Time Out says
Building a sandwich is easy. You find the right filling, shove it between slices of bread et voilà – it’s an instant snack that doesn’t require much brainwork to prepare. At ‘wich, however, the humble sarnie is brought into noble standings with a menu filled with high-end ingredients and toasted-to-order loaves.
Business is driven mainly by quick lunch and take-out orders but the space is also fitted with a chef’s table area where sandwich dining is treated like a fancy gastronomic experience. With a few days notice, the chefs can do an omakase-style sandwich menu (starting from $100). Otherwise, the à la carte selection lists a handful of options. We start with the ‘funghi porcini’ ($55) – a soft roll that’s split down the middle and loaded with sautéed mixed mushrooms and fresh garden herbs. A schmear of chunky ‘shroom purée lends bulk and bind, giving a satisfying meatiness to the vegetarian creation.

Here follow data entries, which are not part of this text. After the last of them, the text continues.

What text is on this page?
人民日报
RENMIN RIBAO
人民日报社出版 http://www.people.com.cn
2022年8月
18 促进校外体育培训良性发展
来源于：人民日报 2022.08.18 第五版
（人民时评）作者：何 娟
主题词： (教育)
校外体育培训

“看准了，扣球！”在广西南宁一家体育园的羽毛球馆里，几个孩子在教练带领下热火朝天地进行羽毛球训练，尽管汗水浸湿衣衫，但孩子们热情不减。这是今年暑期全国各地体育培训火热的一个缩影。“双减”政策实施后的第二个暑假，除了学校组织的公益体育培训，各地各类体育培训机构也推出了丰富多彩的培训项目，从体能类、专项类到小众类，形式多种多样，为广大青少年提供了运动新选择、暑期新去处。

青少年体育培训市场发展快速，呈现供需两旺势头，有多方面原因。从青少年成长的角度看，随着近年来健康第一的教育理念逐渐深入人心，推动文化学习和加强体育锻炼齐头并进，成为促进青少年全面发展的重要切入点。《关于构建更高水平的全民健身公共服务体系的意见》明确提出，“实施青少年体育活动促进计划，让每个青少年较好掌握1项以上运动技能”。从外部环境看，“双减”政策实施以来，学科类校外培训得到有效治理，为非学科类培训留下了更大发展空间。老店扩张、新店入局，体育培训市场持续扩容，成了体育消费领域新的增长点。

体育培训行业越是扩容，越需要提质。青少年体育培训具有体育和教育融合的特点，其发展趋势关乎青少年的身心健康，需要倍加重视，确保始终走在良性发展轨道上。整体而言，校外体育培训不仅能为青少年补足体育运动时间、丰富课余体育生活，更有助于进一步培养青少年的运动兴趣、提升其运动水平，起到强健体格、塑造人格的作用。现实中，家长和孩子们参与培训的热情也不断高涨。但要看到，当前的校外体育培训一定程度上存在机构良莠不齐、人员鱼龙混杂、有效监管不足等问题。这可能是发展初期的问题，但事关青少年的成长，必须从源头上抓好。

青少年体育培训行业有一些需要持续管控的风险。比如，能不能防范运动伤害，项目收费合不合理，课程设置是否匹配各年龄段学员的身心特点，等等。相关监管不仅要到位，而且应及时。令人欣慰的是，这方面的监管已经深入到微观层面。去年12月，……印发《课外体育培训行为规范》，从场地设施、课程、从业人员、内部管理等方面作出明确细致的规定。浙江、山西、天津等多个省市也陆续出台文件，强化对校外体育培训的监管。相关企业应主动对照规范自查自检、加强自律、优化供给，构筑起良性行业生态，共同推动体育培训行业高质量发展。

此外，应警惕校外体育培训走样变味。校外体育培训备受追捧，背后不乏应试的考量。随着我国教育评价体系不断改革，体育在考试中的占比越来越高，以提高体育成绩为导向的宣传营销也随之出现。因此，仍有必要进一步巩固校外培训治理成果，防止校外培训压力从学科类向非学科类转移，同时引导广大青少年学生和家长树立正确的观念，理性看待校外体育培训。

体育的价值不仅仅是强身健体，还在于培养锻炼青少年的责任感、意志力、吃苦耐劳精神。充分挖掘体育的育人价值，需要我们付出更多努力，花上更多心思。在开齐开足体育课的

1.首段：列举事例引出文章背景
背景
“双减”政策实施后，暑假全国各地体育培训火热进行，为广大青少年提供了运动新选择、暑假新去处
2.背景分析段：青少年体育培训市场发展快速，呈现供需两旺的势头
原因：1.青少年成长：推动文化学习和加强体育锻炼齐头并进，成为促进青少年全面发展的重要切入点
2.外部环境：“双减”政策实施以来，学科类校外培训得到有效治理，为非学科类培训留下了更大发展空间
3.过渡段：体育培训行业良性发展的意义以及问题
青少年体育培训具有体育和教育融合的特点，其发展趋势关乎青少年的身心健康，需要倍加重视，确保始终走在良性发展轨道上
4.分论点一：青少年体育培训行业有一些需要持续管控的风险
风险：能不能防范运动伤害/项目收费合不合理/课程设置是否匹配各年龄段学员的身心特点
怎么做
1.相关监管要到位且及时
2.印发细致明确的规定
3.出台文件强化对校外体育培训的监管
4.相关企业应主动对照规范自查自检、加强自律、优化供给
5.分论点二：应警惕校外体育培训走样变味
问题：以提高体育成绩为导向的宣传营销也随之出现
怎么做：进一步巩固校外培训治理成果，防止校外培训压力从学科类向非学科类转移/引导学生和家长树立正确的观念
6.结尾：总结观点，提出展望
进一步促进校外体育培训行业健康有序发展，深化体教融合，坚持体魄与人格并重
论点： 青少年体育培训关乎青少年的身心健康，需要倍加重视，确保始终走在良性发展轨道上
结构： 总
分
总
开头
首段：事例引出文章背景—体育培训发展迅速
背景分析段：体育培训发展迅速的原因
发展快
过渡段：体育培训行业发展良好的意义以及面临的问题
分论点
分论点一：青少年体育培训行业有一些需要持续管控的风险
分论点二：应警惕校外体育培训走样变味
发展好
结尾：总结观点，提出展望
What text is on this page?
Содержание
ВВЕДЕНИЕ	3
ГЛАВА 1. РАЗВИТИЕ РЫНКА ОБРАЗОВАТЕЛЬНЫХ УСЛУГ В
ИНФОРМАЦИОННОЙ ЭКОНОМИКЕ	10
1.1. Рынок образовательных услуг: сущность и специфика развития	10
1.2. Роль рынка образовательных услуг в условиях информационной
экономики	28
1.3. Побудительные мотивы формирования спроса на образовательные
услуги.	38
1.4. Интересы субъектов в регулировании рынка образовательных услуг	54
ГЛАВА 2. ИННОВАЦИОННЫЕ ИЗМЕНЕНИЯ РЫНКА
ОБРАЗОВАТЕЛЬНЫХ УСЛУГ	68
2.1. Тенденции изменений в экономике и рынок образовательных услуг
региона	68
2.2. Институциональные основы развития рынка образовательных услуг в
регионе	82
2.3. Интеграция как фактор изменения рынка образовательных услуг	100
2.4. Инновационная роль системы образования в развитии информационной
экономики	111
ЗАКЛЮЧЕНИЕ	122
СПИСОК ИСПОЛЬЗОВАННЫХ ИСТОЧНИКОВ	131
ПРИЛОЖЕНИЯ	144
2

Other sandwiches are hosted in crusty baguettes, including the ‘jaws’ ($50) – a variation of a lunchbox classic that’s outfitted with Sicilian tuna, home-pickled lemon and fresh dill. There’s an anise-y appeal from strips of marinated fennel. And while we’re talking about tasty things to tuck into a loaf, try the ‘pork belly futures’ ($65), which has slabs of crackling-crusted meat bedded with balsamic-spiked red cabbage slaw. There’s some serious condiment craftsmanship at play here with tart, Granny Smith apple and shiso purée providing the necessary acidic balance.
There are also rotating specials such as the ‘ping pong’ ($55), a combo of sauced up meatballs, green beans and raw ginger. This is the weakest out of the sandwiches we try (the meat is mild and easily overshadowed) but we’ll shine a light on the homespun salsa verde that soaks into the bottom half of the baguette. It’s fresh and herby with a delicious, savoury pluck.
To end, the restaurant offers a selection of ice cream sandwiches served in full or halved, open-face portions ($60 and $35, respectively). Your first instinct may be to go for the chocolate truffle gelato on choco-chip cookie, but we’re more impressed with the ‘sesame street’ (black sesame gelato on sesame cookie) and pistachio gelato on lemon-poppyseed base. They’re less intricate than the savoury options but that shouldn’t stop you from digging into the melty mess. ‘wich also does daily soups and salads but if you want to taste the best that this shop has to offer, then it’s all about what’s served between the slices. Dorothy So
2 Anton St, Wan Chai. Mon-Sat 8am-8pm. Closed Sun. Dinner for two: around $300.